J'ai entendu deux personnes se bouffer le nez sur le trottoir. Elles étaient devant moi, jusqu'à ce que je les double, par la droite et sans clignotant. Monsieur se moquait gentiment de madame parce qu'elle gardait son parapluie ouvert alors qu'il ne pleuvait plus. Ce à quoi madame répondait par un cinglant "Kessekeçapeubientefout' ?!" sans appel ; d'ailleurs, monsieur n'a pas fait appel et jeté un coup d'oeil dans ma direction, avec un sourire un peu gêné, le pauvre bougre. Et sa femme, sans doute par esprit de contradiction, a laissé son parapluie ouvert, avec l'inscription "Crédit Mutuel" bien lisible. Les banques offrent des parapluies à leurs clients maintenant ? Elles ne manquent pas d'humour ! La dame avait un imperméable assez laid, une espèce de truc brillant, crissant à chaque pas et tout bariolé. Mais pas bariolé harmonieux, bariolé fouillis. Fouilla ! On ne voyait qu'elle, comme un gros gyrophare... un stylo fluo... un stabilo !! Dans cette scène, j'ai fugacement vu du Prévert, mais non... finalement... il manquait des rimes et la petite musique de ce grand artiste, celle qui rend heureux. Ce couple ne respirait que la lassitude et l'agacement de ceux qui se voient depuis trop longtemps pour continuer à se regarder vraiment. Oui, il manquait la petite musique qui rend heureux.
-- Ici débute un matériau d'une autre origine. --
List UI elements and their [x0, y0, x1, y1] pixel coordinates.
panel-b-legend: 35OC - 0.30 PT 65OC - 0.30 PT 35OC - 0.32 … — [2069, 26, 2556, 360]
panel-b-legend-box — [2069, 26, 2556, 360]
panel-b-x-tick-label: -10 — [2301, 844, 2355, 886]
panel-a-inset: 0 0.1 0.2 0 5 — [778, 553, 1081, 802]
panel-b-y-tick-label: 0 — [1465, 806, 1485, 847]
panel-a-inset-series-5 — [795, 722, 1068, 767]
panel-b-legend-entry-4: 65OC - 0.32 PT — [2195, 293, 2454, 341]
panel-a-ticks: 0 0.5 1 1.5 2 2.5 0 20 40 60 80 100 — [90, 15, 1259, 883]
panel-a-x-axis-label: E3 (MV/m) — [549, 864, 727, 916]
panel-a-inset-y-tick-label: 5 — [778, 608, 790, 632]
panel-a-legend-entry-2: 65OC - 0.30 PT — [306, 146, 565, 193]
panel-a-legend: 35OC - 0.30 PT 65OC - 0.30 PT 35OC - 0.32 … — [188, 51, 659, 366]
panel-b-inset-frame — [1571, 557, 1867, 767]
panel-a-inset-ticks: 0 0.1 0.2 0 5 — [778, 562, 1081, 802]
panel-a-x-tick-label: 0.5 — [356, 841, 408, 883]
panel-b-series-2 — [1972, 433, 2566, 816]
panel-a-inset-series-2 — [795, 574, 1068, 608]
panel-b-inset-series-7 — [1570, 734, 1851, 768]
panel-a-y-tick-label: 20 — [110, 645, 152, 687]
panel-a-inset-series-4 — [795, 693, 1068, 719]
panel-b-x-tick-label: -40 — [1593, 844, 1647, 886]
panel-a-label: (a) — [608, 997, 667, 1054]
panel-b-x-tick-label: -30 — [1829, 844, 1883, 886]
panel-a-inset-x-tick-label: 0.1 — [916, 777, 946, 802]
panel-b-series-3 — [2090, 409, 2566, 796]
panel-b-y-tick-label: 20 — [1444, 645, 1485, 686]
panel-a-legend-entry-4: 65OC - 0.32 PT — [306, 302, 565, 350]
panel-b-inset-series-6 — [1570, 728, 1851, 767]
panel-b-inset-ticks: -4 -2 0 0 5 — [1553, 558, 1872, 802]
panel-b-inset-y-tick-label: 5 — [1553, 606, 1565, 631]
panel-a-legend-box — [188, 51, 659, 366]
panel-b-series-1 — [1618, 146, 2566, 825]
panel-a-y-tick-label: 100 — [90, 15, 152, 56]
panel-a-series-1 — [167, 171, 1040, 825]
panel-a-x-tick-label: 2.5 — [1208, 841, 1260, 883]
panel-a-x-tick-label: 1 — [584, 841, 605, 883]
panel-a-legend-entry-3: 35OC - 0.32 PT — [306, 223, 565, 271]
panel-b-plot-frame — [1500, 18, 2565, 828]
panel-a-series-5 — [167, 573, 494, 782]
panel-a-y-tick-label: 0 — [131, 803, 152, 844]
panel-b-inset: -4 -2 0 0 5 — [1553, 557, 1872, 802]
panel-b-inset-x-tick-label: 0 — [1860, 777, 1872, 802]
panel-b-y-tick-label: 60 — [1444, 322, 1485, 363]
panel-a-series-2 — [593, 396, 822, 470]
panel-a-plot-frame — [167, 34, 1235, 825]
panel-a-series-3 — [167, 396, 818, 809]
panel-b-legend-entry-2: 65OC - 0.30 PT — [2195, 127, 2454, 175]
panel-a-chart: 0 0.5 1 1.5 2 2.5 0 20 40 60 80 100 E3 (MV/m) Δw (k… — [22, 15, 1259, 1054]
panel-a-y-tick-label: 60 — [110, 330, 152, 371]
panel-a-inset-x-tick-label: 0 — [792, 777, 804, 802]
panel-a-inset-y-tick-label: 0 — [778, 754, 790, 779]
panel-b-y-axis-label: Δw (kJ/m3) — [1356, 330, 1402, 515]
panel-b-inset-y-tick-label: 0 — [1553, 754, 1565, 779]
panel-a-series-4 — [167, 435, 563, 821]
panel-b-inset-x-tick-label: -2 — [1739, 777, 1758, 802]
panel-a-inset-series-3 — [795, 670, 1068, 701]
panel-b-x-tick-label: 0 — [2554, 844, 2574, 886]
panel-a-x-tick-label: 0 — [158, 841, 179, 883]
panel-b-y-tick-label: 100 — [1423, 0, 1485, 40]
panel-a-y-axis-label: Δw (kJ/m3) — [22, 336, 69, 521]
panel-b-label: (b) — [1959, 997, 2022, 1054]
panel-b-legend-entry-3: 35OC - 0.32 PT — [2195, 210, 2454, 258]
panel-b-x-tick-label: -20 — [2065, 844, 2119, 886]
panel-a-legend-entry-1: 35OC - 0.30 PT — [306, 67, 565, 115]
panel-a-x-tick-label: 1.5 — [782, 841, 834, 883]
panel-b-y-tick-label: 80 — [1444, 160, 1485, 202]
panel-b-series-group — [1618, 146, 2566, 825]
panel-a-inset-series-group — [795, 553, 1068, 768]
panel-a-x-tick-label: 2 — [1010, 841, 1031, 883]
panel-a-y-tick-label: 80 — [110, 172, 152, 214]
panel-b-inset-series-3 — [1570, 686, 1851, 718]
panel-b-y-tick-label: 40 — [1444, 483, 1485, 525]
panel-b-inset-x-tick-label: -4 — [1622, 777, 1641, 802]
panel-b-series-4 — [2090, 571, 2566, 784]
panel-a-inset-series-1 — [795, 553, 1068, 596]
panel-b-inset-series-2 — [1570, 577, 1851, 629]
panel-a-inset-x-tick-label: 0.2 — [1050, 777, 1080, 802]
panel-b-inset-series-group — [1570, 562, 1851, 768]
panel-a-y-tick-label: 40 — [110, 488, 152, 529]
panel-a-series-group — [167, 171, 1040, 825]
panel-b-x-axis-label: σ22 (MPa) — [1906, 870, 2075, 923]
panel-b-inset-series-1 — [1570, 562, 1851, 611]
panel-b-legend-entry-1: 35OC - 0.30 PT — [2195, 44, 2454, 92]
De trottoir en passage piéton, je suis arrivée au bord de la rivière et - comme par magie - le soleil est sorti de derrière les nuages, et l'eau a scintillé de mille feux. C'était très beau, presque poétique. Reposant. Prévert est revenu sur ses pas. Les oiseaux tournicotaient au-dessus des îlots de verdure en poussant des petits cris stridents. Certains se lâchaient sur le bitume, comme pour marquer leur territoire. Sûrement des Insoumis (oui oh ça va ! je rigole !).
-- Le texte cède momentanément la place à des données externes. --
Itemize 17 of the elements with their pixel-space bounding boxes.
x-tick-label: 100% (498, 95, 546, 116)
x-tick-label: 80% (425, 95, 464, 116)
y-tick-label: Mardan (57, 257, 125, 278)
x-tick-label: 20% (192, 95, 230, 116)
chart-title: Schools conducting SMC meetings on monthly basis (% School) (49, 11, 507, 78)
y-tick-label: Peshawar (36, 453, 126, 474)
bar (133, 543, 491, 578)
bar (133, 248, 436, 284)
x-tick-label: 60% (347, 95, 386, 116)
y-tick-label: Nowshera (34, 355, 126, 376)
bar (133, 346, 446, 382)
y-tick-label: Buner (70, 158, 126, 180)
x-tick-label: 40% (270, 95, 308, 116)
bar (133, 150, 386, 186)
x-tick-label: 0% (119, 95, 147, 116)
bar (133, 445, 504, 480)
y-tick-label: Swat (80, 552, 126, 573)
Le vent était frais, mais rien de terrible non plus. Des bestioles à longues pattes dont j'ai oublié le nom marchaient sur l'eau, sans bruit, avec une grâce inouïe. On aurait dit des minuscules catamarans poussés par le vent. Quand je pense à Jésus et à sa façon de s'la péter pour deux ou trois pas alors que ces créatures font des sauts de puce sans échauffement. Dans un ballet hypnotisant. Bref. J'ai fait le lézard quelques minutes sur un banc, à l'écart des fientes des étourneaux, puis je suis repartie dans l'autre sens, en laissant ma queue sur une pierre.
Il est tombé deux ou trois gouttes. Juste ce qu'il faut pour me faire friser, nom de Diou. Ce qui pouvait s'apparenter à une moto est passée à fond en faisant une pétarade épouvantable. Un gamin pleurait à chaudes larmes dans son siège à l'arrière du vélo conduit par sa mère, ou sa soeur, ou sa nounou, ou sa cousi..., par quelqu'un ! Un couple amoureux se bécotait dans le parc avec des mains baladeuses et l'insouciance de la jeunesse. Une grand-mère attendait le feu vert pour traverser au carrefour, son caddy à roulettes engagé sur le passage piéton et sa saucisse à quatre pattes à la traîne. Les bonnes odeurs de la pâtisserie Gondeau se répandaient dans la rue. Des fumeurs invétérés se droguaient dehors, sur le parking de la supérette. Des volets claquaient sans que je parvienne à les localiser sur les façades des maisons.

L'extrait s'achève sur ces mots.